Les résultats ont révélé un schéma frappant à travers le district. Les parties ouest et centrales de Kishoreganj, qui sont intensément cultivées, se sont révélées avoir un potentiel d'eau souterraine très faible à faible. En revanche, les régions orientales présentent un potentiel élevé à très élevé, ce qui signifie qu'elles sont naturellement mieux adaptées pour stocker l'eau. La carte montre qu'environ 31 % du district appartient à la catégorie modérée, tandis qu'environ 21 % est élevée et 9 % est très élevée. Les zones restantes, couvrant environ 39 % des terres, sont classées comme ayant un potentiel faible ou très faible. Pour s'assurer de l'exactitude de leur carte, l'équipe a vérifié leurs prédictions par rapport à des données réelles provenant de 27 puits de la zone. La comparaison a montré une forte correspondance, le modèle prédisant correctement les conditions hydriques dans la plupart des lieux testés, leur conférant une grande confiance dans leurs conclusions.

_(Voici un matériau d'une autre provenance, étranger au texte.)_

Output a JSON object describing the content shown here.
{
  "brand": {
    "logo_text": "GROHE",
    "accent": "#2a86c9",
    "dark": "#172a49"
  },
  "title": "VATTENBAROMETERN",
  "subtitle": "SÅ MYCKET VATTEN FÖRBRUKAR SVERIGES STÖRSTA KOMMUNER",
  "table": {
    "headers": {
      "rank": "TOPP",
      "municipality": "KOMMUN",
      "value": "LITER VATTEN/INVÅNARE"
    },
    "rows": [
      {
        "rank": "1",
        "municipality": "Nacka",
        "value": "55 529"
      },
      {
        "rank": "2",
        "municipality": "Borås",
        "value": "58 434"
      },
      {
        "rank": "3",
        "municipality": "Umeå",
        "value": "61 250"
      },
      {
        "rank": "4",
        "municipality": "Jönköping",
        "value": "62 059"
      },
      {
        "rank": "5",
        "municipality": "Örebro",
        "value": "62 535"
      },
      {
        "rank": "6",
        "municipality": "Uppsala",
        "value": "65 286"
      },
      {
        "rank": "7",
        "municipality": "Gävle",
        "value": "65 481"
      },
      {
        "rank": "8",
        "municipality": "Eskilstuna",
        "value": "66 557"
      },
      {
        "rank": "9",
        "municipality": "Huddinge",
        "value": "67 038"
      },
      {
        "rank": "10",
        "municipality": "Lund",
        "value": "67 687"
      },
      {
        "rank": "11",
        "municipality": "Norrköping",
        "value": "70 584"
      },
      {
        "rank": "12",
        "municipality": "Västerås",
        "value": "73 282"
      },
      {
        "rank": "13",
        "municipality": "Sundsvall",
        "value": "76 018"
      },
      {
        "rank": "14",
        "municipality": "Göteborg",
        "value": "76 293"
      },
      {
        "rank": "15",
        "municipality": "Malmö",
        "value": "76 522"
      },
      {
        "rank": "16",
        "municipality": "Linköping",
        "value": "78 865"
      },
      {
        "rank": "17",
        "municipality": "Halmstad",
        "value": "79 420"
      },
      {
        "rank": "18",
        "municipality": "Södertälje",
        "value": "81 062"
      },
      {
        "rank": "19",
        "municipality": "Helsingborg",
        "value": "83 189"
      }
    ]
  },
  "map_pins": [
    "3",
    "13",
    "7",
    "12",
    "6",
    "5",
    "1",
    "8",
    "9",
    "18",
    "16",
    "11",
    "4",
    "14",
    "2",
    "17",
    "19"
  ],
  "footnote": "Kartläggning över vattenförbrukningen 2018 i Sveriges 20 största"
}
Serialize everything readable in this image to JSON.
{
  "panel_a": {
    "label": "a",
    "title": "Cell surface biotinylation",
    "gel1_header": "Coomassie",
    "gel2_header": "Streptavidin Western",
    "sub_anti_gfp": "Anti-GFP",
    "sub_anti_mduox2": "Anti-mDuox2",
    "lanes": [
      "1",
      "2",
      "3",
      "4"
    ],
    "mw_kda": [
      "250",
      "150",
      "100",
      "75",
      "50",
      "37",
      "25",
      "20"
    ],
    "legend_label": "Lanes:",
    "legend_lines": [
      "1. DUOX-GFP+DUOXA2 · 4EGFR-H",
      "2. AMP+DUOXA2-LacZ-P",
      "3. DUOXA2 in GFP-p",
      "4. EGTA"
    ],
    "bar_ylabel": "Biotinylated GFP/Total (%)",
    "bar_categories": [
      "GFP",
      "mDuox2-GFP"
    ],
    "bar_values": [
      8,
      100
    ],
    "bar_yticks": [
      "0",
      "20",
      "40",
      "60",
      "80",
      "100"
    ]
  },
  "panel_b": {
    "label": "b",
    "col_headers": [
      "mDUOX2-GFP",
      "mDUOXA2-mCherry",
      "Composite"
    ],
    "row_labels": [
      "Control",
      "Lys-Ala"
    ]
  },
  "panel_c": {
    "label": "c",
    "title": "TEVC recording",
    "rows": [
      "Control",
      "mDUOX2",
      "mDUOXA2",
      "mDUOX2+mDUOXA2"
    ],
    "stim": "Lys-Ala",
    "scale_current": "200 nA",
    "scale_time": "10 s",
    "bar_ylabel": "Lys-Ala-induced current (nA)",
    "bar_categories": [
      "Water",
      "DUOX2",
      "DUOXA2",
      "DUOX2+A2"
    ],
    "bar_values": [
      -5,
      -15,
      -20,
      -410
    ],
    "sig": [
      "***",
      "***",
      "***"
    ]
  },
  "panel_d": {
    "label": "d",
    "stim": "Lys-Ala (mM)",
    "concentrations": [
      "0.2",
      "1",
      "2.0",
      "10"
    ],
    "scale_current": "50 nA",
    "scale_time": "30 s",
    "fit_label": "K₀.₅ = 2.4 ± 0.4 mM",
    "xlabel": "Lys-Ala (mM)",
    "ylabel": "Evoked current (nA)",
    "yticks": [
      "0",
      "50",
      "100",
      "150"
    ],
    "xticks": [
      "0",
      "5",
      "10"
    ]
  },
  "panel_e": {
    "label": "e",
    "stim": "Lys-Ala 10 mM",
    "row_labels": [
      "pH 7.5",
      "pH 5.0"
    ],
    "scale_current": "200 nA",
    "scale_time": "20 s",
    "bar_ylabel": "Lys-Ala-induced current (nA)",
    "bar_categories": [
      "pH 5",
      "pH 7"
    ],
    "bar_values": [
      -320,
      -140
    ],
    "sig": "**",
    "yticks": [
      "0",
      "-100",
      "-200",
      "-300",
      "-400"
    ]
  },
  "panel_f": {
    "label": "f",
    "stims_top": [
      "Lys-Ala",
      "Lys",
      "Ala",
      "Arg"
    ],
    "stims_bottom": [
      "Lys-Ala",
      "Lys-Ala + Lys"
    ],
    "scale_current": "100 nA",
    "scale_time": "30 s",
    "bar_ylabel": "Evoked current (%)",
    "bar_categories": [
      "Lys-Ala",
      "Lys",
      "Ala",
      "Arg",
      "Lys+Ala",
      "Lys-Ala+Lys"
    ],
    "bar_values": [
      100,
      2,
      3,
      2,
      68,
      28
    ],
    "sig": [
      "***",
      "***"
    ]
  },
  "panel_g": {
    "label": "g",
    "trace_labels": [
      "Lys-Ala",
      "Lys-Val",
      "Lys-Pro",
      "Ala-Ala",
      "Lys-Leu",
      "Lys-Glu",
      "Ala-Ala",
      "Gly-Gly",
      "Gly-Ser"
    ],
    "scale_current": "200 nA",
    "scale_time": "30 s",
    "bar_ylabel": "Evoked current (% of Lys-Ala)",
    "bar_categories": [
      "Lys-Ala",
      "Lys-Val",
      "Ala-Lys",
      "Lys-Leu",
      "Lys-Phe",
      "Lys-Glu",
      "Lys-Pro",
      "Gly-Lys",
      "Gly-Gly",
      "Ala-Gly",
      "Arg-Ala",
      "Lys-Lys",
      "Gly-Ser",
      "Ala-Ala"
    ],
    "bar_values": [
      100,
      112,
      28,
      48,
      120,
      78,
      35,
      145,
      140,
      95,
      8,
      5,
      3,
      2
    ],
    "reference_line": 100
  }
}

La découverte la plus significative fut peut-être le décalage entre l'endroit où se trouve l'eau et l'endroit où l'agriculture est la plus intense. Les chercheurs ont découvert une relation inverse : les zones avec l'activité agricole la plus élevée étaient souvent celles qui possédaient le moins d'eaux souterraines. Dans certains upazilas, ou sous-districts, tels que Hossainpur et Kishoreganj Sadar, les agriculteurs cultivent plus de 220 % de la surface de terre disponible, ce qui signifie qu'ils récoltent plusieurs fois par an sur les mêmes champs. Pourtant, ces mêmes zones se situent dans les zones au potentiel d'eau souterraine le plus bas. Cela crée une situation dangereuse où la demande en eau dépasse largement l'offre naturelle, mettant en péril la durabilité à long terme de la région. À l'inverse, les upazilas de l'est, comme Kuliarchar et Bajitpur, qui possèdent les meilleures conditions pour les eaux souterraines, sont en réalité utilisées de manière moins intensive pour l'agriculture.
L'étude conclut que les pratiques agricoles actuelles dans les parties ouest et centrales de Kishoreganj sont probablement insoutenables. La forte dépendance aux eaux souterraines dans des zones où elles sont naturellement rares suggère que les aquifères sont drainés plus rapidement qu'ils ne peuvent se régénérer. Les chercheurs suggèrent que ce déséquilibre doit être abordé par une planification minutieuse. Ils recommandent que les stratégies de gestion de l'eau soient adaptées à des zones spécifiques, protégeant les zones à haut potentiel de toute utilisation excessive, tout en trouvant des sources d'eau alternatives ou des cultures moins gourmandes en eau pour les zones à faible potentiel et à haute demande. En comprenant la géographie cachée de leur eau, les décideurs politiques et les agriculteurs peuvent prendre de meilleures décisions pour garantir que la terre reste productive pour les générations à venir. La carte sert d'avertissement clair : dans la course pour nourrir une population croissante, les limites de l'eau cachée de la terre doivent être respectées.